9. “WHAT DO YOU DO FOR MONEY HONEY” - Now AC/DC has never exactly been known for “subtlety” in their lyric writing and they certainly aren’t here! Even the band tended to ignore this track for about 20 years.  But even with all that said….man that chorus rules.  How do you get your kicks?

8. “LET ME PUT MY LOVE INTO YOU” - It tells you all you need to know about the quality of Back in Black this song ranks at eight.  One of the all time great AC/DC bass lines, it’s a much needed change of pace.  It’s no one’s favorite track but Brian’s vocal performance is an album highlight. A hint of subtlety to break up an album of unrelenting riffs.

7. “ROCK AND ROLL AIN’T NOISE POLLUTION” – For the record every song the rest of the way is a 10, but this is the song I struggled to place the most. At one point It was as high as three, another down at nine.  So here feels just about right.  The slow build to the rocking chorus combines best with one of Angus Young’s most underrated riffs.  The chorus is either the dumbest chorus of all time or the greatest statement on rock and roll ever.  Which is kind of the point of rock to begin with if I do say so myself.  Is it the best song AC/DC ever wrote?  No.  Is it the ONLY song that could have closed this record?  Absolutely.

6. “GIVIN’ THE DOG A BONE” - A song that even the band can’t figure out what exactly the title is called (Sometimes it’s labeled “Giving the Dog a Bone” or “Given the Dog A Bone”). So that whole subtlety thing I mentioned earlier?  These don’t even get credit as being “double entendres.”  Brian is clearly having a ball, laughing along with how asinine the lyrics are.  Sometimes rock is just fun, and that’s what this song is.  Also Angus, well done on that solo.
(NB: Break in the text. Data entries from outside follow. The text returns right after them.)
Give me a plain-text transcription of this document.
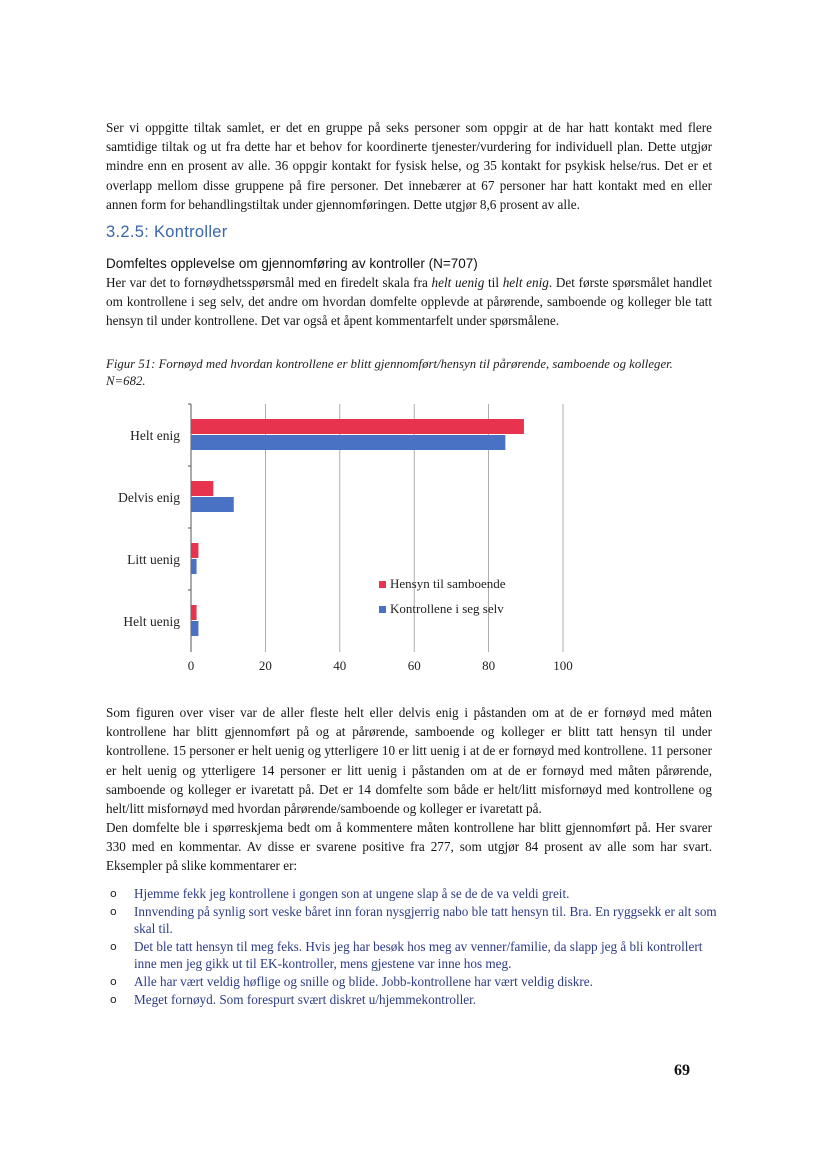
Ser vi oppgitte tiltak samlet, er det en gruppe på seks personer som oppgir at de har hatt kontakt med flere samtidige tiltak og ut fra dette har et behov for koordinerte tjenester/vurdering for individuell plan. Dette utgjør mindre enn en prosent av alle. 36 oppgir kontakt for fysisk helse, og 35 kontakt for psykisk helse/rus. Det er et overlapp mellom disse gruppene på fire personer. Det innebærer at 67 personer har hatt kontakt med en eller annen form for behandlingstiltak under gjennomføringen. Dette utgjør 8,6 prosent av alle.

3.2.5: Kontroller
Domfeltes opplevelse om gjennomføring av kontroller (N=707)

Her var det to fornøydhetsspørsmål med en firedelt skala fra helt uenig til helt enig. Det første spørsmålet handlet om kontrollene i seg selv, det andre om hvordan domfelte opplevde at pårørende, samboende og kolleger ble tatt hensyn til under kontrollene. Det var også et åpent kommentarfelt under spørsmålene.

Figur 51: Fornøyd med hvordan kontrollene er blitt gjennomført/hensyn til pårørende, samboende og kolleger. N=682.

Helt enig
Delvis enig
Litt uenig
Helt uenig
0	20	40	60	80	100
Hensyn til samboende
Kontrollene i seg selv

Som figuren over viser var de aller fleste helt eller delvis enig i påstanden om at de er fornøyd med måten kontrollene har blitt gjennomført på og at pårørende, samboende og kolleger er blitt tatt hensyn til under kontrollene. 15 personer er helt uenig og ytterligere 10 er litt uenig i at de er fornøyd med kontrollene. 11 personer er helt uenig og ytterligere 14 personer er litt uenig i påstanden om at de er fornøyd med måten pårørende, samboende og kolleger er ivaretatt på. Det er 14 domfelte som både er helt/litt misfornøyd med kontrollene og helt/litt misfornøyd med hvordan pårørende/samboende og kolleger er ivaretatt på.

Den domfelte ble i spørreskjema bedt om å kommentere måten kontrollene har blitt gjennomført på. Her svarer 330 med en kommentar. Av disse er svarene positive fra 277, som utgjør 84 prosent av alle som har svart. Eksempler på slike kommentarer er:

o Hjemme fekk jeg kontrollene i gongen son at ungene slap å se de de va veldi greit.
o Innvending på synlig sort veske båret inn foran nysgjerrig nabo ble tatt hensyn til. Bra. En ryggsekk er alt som skal til.
o Det ble tatt hensyn til meg feks. Hvis jeg har besøk hos meg av venner/familie, da slapp jeg å bli kontrollert inne men jeg gikk ut til EK-kontroller, mens gjestene var inne hos meg.
o Alle har vært veldig høflige og snille og blide. Jobb-kontrollene har vært veldig diskre.
o Meget fornøyd. Som forespurt svært diskret u/hjemmekontroller.

69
5. “YOU SHOOK ME ALL NIGHT LONG” – You know an album is a masterpiece when I’ve got this at five. One of the most flawless recordings of all time, and one of the all time great guitar/drum pairings.  It’s lean, it’s mean, and it’s the AC/DC song pretty much everyone’s done at karaoke.  Hell it’s even a pop hit.  For the record, “She told me to come but I was already there” is the all time greatest double entendre in rock history.

4. “HAVE A DRINK ON ME” – On any other record this is my favorite track. Rock and roll has always been about the camaraderie of the band and amongst the fans.  While it might seem a bit insensitive to Bon Scott, it’s a perfect tribute.  Musically the band reminds you they can do the blues just as well as anyone.  We’re gonna make a big noise.
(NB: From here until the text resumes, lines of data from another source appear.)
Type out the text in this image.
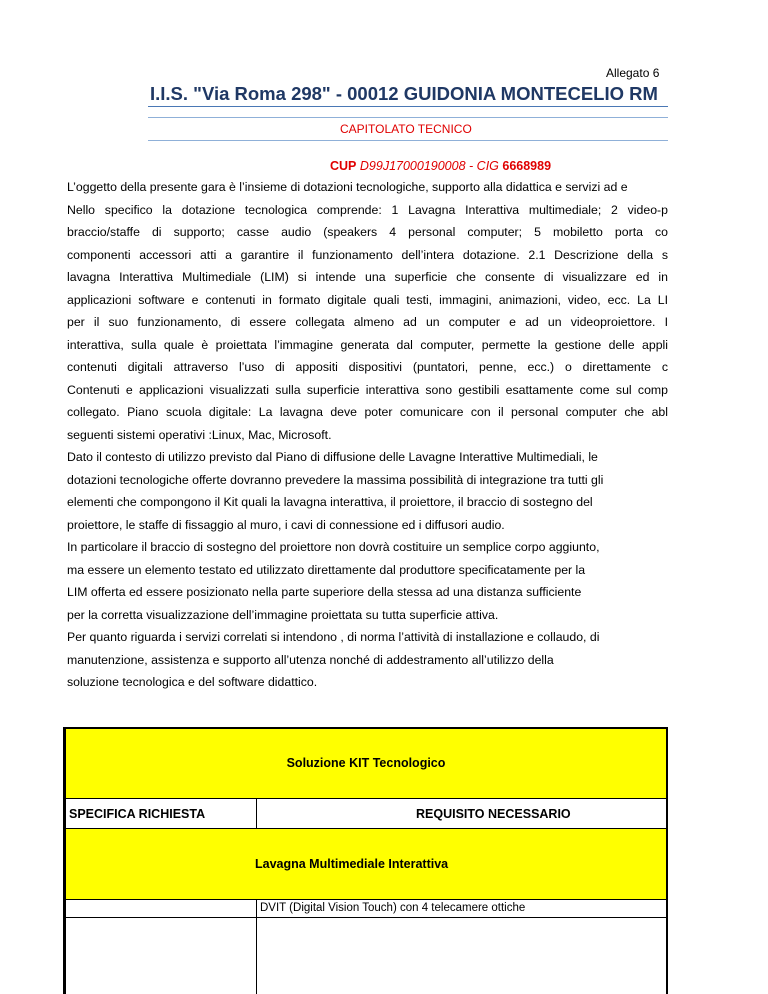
Allegato 6
I.I.S. "Via Roma 298" - 00012 GUIDONIA MONTECELIO RM
CAPITOLATO TECNICO
CUP D99J17000190008 - CIG 6668989
L’oggetto della presente gara è l’insieme di dotazioni tecnologiche, supporto alla didattica e servizi ad e
Nello specifico la dotazione tecnologica comprende: 1 Lavagna Interattiva multimediale; 2 video-p
braccio/staffe di supporto; casse audio (speakers 4 personal computer; 5 mobiletto porta co
componenti accessori atti a garantire il funzionamento dell’intera dotazione. 2.1 Descrizione della s
lavagna Interattiva Multimediale (LIM) si intende una superficie che consente di visualizzare ed in
applicazioni software e contenuti in formato digitale quali testi, immagini, animazioni, video, ecc. La LI
per il suo funzionamento, di essere collegata almeno ad un computer e ad un videoproiettore. I
interattiva, sulla quale è proiettata l’immagine generata dal computer, permette la gestione delle appli
contenuti digitali attraverso l’uso di appositi dispositivi (puntatori, penne, ecc.) o direttamente c
Contenuti e applicazioni visualizzati sulla superficie interattiva sono gestibili esattamente come sul comp
collegato. Piano scuola digitale: La lavagna deve poter comunicare con il personal computer che abl
seguenti sistemi operativi :Linux, Mac, Microsoft.
Dato il contesto di utilizzo previsto dal Piano di diffusione delle Lavagne Interattive Multimediali, le
dotazioni tecnologiche offerte dovranno prevedere la massima possibilità di integrazione tra tutti gli
elementi che compongono il Kit quali la lavagna interattiva, il proiettore, il braccio di sostegno del
proiettore, le staffe di fissaggio al muro, i cavi di connessione ed i diffusori audio.
In particolare il braccio di sostegno del proiettore non dovrà costituire un semplice corpo aggiunto,
ma essere un elemento testato ed utilizzato direttamente dal produttore specificatamente per la
LIM offerta ed essere posizionato nella parte superiore della stessa ad una distanza sufficiente
per la corretta visualizzazione dell’immagine proiettata su tutta superficie attiva.
Per quanto riguarda i servizi correlati si intendono , di norma l’attività di installazione e collaudo, di
manutenzione, assistenza e supporto all’utenza nonché di addestramento all’utilizzo della
soluzione tecnologica e del software didattico.
Soluzione KIT Tecnologico
SPECIFICA RICHIESTA	REQUISITO NECESSARIO
Lavagna Multimediale Interattiva
DVIT (Digital Vision Touch) con 4 telecamere ottiche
3. “HELLS BELLS” – Hi Bon. Opening the record with a literal ten bell salute to their fallen friend was the only way to go.  The atmosphere of that build up with its relentless riff sets the stage for the entire album to follow.  Brian’s vocals head straight for the heavens, shredding the vocal chords of anyone who even attempts to stick with him.  It’s one of his all time best performances, as AC/DC stares death in the face and gives it a middle finger.

2. “BACK IN BLACK” - You know what’s actually a really hard thing to do in rock and roll? Simple. It can come off calculated, it can come off uninspired, and it can come off cheesy.  But when you do it right?  That’s where the magic’s at.  This is a relatively simple riff.  It’s an extraordinarily simple chorus.  What does that lead to?  Everyone remembering every single portion of this song.  From the first power cord, it orders you to head bang.  For 4 minutes and 15 seconds the band stays locked into maybe the most perfect mid tempo riff in rock and roll history, and never let’s up.  Brian wails over top, and it all comes together with two of rock’s great solos.  This is the definition of a perfect rock song.
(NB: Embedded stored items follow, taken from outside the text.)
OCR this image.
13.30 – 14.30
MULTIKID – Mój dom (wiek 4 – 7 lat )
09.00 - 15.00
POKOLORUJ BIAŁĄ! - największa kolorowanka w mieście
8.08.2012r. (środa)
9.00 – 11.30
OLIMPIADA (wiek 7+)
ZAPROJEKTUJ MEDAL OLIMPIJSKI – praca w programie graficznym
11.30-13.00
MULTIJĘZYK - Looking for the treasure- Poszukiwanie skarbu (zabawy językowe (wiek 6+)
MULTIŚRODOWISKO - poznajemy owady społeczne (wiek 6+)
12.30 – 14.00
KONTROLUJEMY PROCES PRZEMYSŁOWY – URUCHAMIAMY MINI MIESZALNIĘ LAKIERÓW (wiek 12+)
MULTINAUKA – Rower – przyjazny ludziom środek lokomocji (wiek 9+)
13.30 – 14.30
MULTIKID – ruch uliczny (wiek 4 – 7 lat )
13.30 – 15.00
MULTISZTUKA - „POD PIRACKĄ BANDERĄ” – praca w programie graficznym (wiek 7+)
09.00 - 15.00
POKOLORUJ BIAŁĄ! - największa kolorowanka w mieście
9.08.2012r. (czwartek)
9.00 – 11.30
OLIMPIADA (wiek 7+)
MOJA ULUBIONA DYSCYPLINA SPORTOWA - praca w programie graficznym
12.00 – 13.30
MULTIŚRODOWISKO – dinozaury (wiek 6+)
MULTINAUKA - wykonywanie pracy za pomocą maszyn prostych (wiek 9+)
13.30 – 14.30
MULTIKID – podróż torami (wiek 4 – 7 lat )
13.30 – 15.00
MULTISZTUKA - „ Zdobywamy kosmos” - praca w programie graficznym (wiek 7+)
1. “SHOOT TO THRILL” – This is the definition of a perfect rock song. Some bands are lucky enough to get one. AC/DC got two on the same record.  They’ve always been at their best when they settle into a groove, and this song is the definition of groove.  Particularly on the breakdown, just before Angus launches into maybe his all time greatest solo.  The buildup is the highlight of Back In Black as a whole.  Phil Rudd and Cliff Williams own this track with their flawless mid-tempo rhythm and Brian’s vocal melody is just the icing on the cake.  One of the top five tracks in the history of hard rock.